SoftBank Group is moving aggressively to secure energy capacity for the next phase of artificial intelligence expansion, outlining plans for a massive gas-fired power plant in Ohio designed specifically to support hyperscale data centers.
The proposed facility will deliver 9.2 gigawatts of power generation capacity, making it one of the largest single-site power developments globally. Construction will take place at the Portsmouth site operated by the U.S. Department of Energy, signaling a repurposing of legacy federal infrastructure into AI-era assets.
Masayoshi Son, CEO of SoftBank Group, emphasized the scale ambition during the announcement: “This is a size bigger than any power plant, I think, in the world,” Son said at a ceremony in Ohio to announce the project.
“At least in the United States, for sure, this is the biggest power generation in one location. The goal is to develop “the smartest intelligence in the world” he added
Powering the Next Wave of AI Compute Demand
The Ohio plant forms part of a broader strategy to enable up to 10 gigawatts of data center capacity at the site. As a result, the project directly aligns energy supply with compute demand, an increasingly critical constraint in AI infrastructure deployment.

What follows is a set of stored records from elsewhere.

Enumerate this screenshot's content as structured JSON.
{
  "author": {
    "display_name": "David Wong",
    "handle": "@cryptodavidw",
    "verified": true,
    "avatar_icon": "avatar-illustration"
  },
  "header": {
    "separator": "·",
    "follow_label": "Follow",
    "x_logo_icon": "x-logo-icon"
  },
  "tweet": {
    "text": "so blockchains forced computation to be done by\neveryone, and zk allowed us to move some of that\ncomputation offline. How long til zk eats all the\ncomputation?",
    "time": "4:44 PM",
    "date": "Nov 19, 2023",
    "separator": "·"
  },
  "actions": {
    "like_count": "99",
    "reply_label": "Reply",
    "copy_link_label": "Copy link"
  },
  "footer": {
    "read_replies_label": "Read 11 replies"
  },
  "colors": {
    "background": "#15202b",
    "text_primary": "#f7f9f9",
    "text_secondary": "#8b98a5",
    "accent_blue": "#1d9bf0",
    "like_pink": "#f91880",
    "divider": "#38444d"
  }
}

AI workloads, including large language models and generative systems, require sustained high-density power. Consequently, energy availability has become a gating factor for scaling next-generation compute clusters. SoftBank’s approach integrates power generation with compute infrastructure, effectively collapsing a traditionally fragmented supply chain.
The U.S. Department of Energy highlighted the site’s transformation, “Once a cornerstone of America’s national security during the Cold War, enriching uranium for our nation’s defense, the Portsmouth site is now being transformed to help the United States win the AI race,” it said.
Geopolitics and Capital Flows Reshape AI Infrastructure
The initiative also reflects a broader geopolitical alignment between Japan and the United States. The project sits within a $550 billion Japanese investment framework tied to reduced trade tariffs, reinforcing cross-border capital flows into strategic technology infrastructure.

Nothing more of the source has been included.